2026-04-27 09:52:03 +00:00 · 2023-12-20 01:28:41 +02:00
parent 7ca92eaeac
commit 423f51e3f8
1 changed files with 5 additions and 18 deletions
--- a/server.py
+++ b/server.py
@@ -13,9 +13,8 @@ from flask_cors import CORS
 from flask_compress import Compress
 import markdown
 import argparse
-from transformers import AutoTokenizer, AutoProcessor, pipeline
-from transformers import AutoModelForCausalLM, AutoModelForSeq2SeqLM
-from transformers import BlipForConditionalGeneration
+from transformers import AutoTokenizer, pipeline
+from transformers import AutoModelForSeq2SeqLM
 import unicodedata
 import torch
 import time
@@ -204,15 +203,7 @@ if "talkinghead" in modules:

 if "caption" in modules:
    print("Initializing an image captioning model...")
-    captioning_processor = AutoProcessor.from_pretrained(captioning_model)
-    if "blip" in captioning_model:
-        captioning_transformer = BlipForConditionalGeneration.from_pretrained(
-            captioning_model, torch_dtype=torch_dtype
-        ).to(device)
-    else:
-        captioning_transformer = AutoModelForCausalLM.from_pretrained(
-            captioning_model, torch_dtype=torch_dtype
-        ).to(device)
+    captioning_pipeline = pipeline('image-to-text', model=captioning_model, device=device_string, torch_dtype=torch_dtype)

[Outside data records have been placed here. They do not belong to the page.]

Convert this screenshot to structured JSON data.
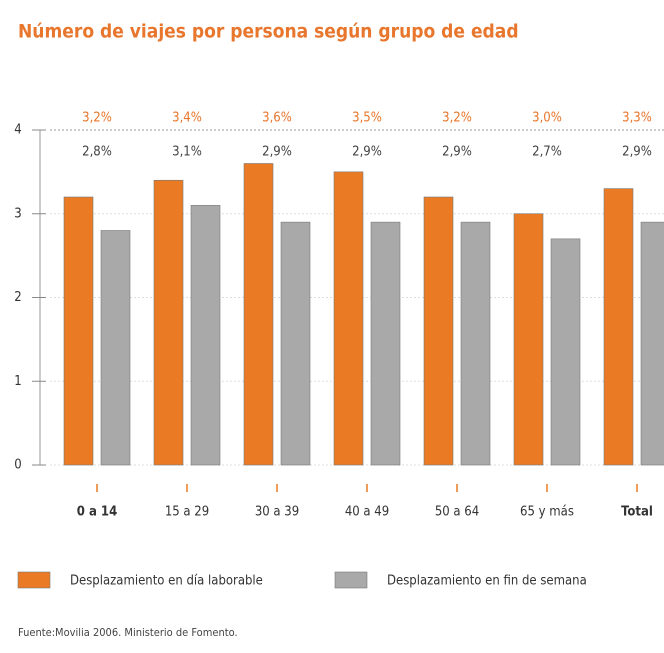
{
  "chart_data": {
    "type": "bar",
    "title": "Número de viajes por persona según grupo de edad",
    "categories": [
      "0 a 14",
      "15 a 29",
      "30 a 39",
      "40 a 49",
      "50 a 64",
      "65 y más",
      "Total"
    ],
    "series": [
      {
        "name": "Desplazamiento en día laborable",
        "color": "#ea7a24",
        "values": [
          3.2,
          3.4,
          3.6,
          3.5,
          3.2,
          3.0,
          3.3
        ],
        "value_labels": [
          "3,2%",
          "3,4%",
          "3,6%",
          "3,5%",
          "3,2%",
          "3,0%",
          "3,3%"
        ]
      },
      {
        "name": "Desplazamiento en fin de semana",
        "color": "#a9a9a9",
        "values": [
          2.8,
          3.1,
          2.9,
          2.9,
          2.9,
          2.7,
          2.9
        ],
        "value_labels": [
          "2,8%",
          "3,1%",
          "2,9%",
          "2,9%",
          "2,9%",
          "2,7%",
          "2,9%"
        ]
      }
    ],
    "ylim": [
      0,
      4
    ],
    "yticks": [
      0,
      1,
      2,
      3,
      4
    ],
    "grid": true,
    "source": "Fuente:Movilia 2006. Ministerio de Fomento."
  }
}
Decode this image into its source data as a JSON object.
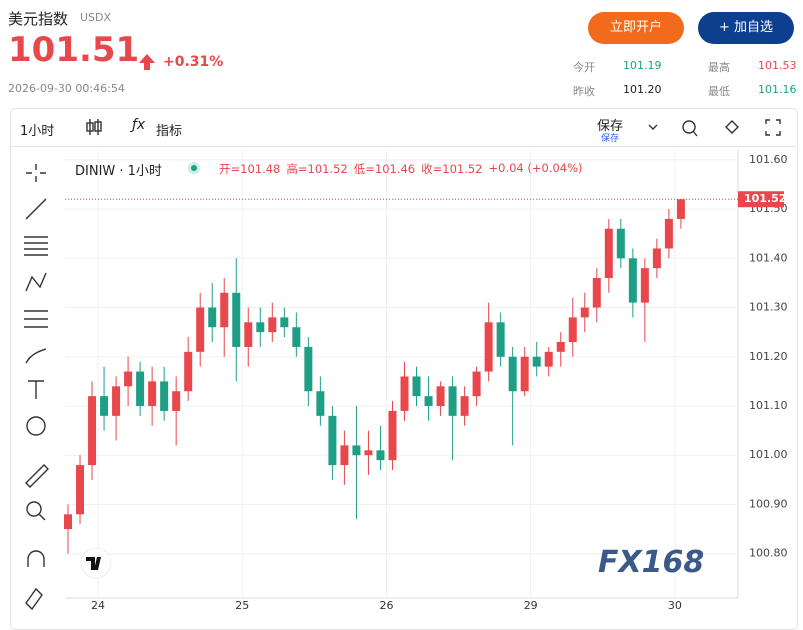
{
  "header": {
    "title": "美元指数",
    "symbol": "USDX",
    "price": "101.51",
    "change": "+0.31%",
    "datetime": "2026-09-30 00:46:54",
    "buttons": [
      "立即开户",
      "+ 加自选"
    ],
    "stats": [
      [
        "今开",
        "101.19"
      ],
      [
        "最高",
        "101.53"
      ],
      [
        "昨收",
        "101.20"
      ],
      [
        "最低",
        "101.16"
      ]
    ]
  },
  "toolbar": {
    "interval": "1小时",
    "indicators": "指标",
    "save": "保存",
    "save_sub": "保存"
  },
  "watermark": "FX168",
  "chart_data": {
    "type": "candlestick",
    "title": "DINIW · 1小时",
    "legend": [
      "开=101.48",
      "高=101.52",
      "低=101.46",
      "收=101.52",
      "+0.04 (+0.04%)"
    ],
    "up_color": "#e8474c",
    "down_color": "#1f9e86",
    "x": [
      0,
      2,
      4,
      6,
      8,
      10,
      12,
      14,
      16,
      18,
      20,
      22,
      24,
      26,
      28,
      30,
      32,
      34,
      36,
      38,
      40,
      42,
      44,
      46,
      48,
      50,
      52,
      54,
      56,
      58,
      60,
      62,
      64,
      66,
      68,
      70,
      72,
      74,
      76,
      78,
      80,
      82,
      84,
      86,
      88,
      90,
      92,
      94,
      96,
      98,
      100,
      102
    ],
    "open": [
      100.85,
      100.88,
      100.98,
      101.12,
      101.08,
      101.14,
      101.17,
      101.1,
      101.15,
      101.09,
      101.13,
      101.21,
      101.3,
      101.26,
      101.33,
      101.22,
      101.27,
      101.25,
      101.28,
      101.26,
      101.22,
      101.13,
      101.08,
      100.98,
      101.02,
      101.0,
      101.01,
      100.99,
      101.09,
      101.16,
      101.12,
      101.1,
      101.14,
      101.08,
      101.12,
      101.17,
      101.27,
      101.2,
      101.13,
      101.2,
      101.18,
      101.21,
      101.23,
      101.28,
      101.3,
      101.36,
      101.46,
      101.4,
      101.31,
      101.38,
      101.42,
      101.48
    ],
    "high": [
      100.9,
      101.0,
      101.15,
      101.18,
      101.16,
      101.2,
      101.19,
      101.18,
      101.18,
      101.16,
      101.24,
      101.33,
      101.35,
      101.36,
      101.4,
      101.3,
      101.3,
      101.31,
      101.3,
      101.29,
      101.24,
      101.16,
      101.1,
      101.05,
      101.1,
      101.05,
      101.06,
      101.11,
      101.19,
      101.18,
      101.16,
      101.15,
      101.16,
      101.14,
      101.18,
      101.31,
      101.29,
      101.22,
      101.22,
      101.23,
      101.22,
      101.25,
      101.32,
      101.33,
      101.38,
      101.48,
      101.48,
      101.42,
      101.4,
      101.44,
      101.5,
      101.52
    ],
    "low": [
      100.8,
      100.86,
      100.95,
      101.05,
      101.03,
      101.1,
      101.08,
      101.06,
      101.07,
      101.02,
      101.11,
      101.18,
      101.23,
      101.2,
      101.15,
      101.18,
      101.22,
      101.23,
      101.24,
      101.2,
      101.1,
      101.06,
      100.95,
      100.94,
      100.87,
      100.96,
      100.97,
      100.97,
      101.07,
      101.1,
      101.07,
      101.08,
      100.99,
      101.06,
      101.1,
      101.15,
      101.18,
      101.02,
      101.12,
      101.16,
      101.16,
      101.18,
      101.2,
      101.25,
      101.27,
      101.33,
      101.38,
      101.28,
      101.23,
      101.36,
      101.4,
      101.46
    ],
    "close": [
      100.88,
      100.98,
      101.12,
      101.08,
      101.14,
      101.17,
      101.1,
      101.15,
      101.09,
      101.13,
      101.21,
      101.3,
      101.26,
      101.33,
      101.22,
      101.27,
      101.25,
      101.28,
      101.26,
      101.22,
      101.13,
      101.08,
      100.98,
      101.02,
      101.0,
      101.01,
      100.99,
      101.09,
      101.16,
      101.12,
      101.1,
      101.14,
      101.08,
      101.12,
      101.17,
      101.27,
      101.2,
      101.13,
      101.2,
      101.18,
      101.21,
      101.23,
      101.28,
      101.3,
      101.36,
      101.46,
      101.4,
      101.31,
      101.38,
      101.42,
      101.48,
      101.52
    ],
    "xlim": [
      -0.5,
      111.5
    ],
    "xticks": [
      {
        "value": 5,
        "label": "24"
      },
      {
        "value": 29,
        "label": "25"
      },
      {
        "value": 53,
        "label": "26"
      },
      {
        "value": 77,
        "label": "29"
      },
      {
        "value": 101,
        "label": "30"
      }
    ],
    "ylim": [
      100.71,
      101.62
    ],
    "yticks": [
      {
        "value": 100.8,
        "label": "100.80"
      },
      {
        "value": 100.9,
        "label": "100.90"
      },
      {
        "value": 101,
        "label": "101.00"
      },
      {
        "value": 101.1,
        "label": "101.10"
      },
      {
        "value": 101.2,
        "label": "101.20"
      },
      {
        "value": 101.3,
        "label": "101.30"
      },
      {
        "value": 101.4,
        "label": "101.40"
      },
      {
        "value": 101.5,
        "label": "101.50"
      },
      {
        "value": 101.6,
        "label": "101.60"
      }
    ],
    "last_price": {
      "value": 101.52,
      "label": "101.52"
    },
    "grid": true
  }
}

 if "summarize" in modules:
    print("Initializing a text summarization model...")
@@ -441,12 +432,8 @@ def classify_text(text: str) -> list:
    return classify_module.classify_text_emotion(text)


-def caption_image(raw_image: Image, max_new_tokens: int = 20) -> str:
-    inputs = captioning_processor(raw_image.convert("RGB"), return_tensors="pt").to(
-        device, torch_dtype
-    )
-    outputs = captioning_transformer.generate(**inputs, max_new_tokens=max_new_tokens)
-    caption = captioning_processor.decode(outputs[0], skip_special_tokens=True)
+def caption_image(raw_image: Image) -> str:
+    caption = captioning_pipeline(raw_image.convert("RGB"))[0]['generated_text']
    return caption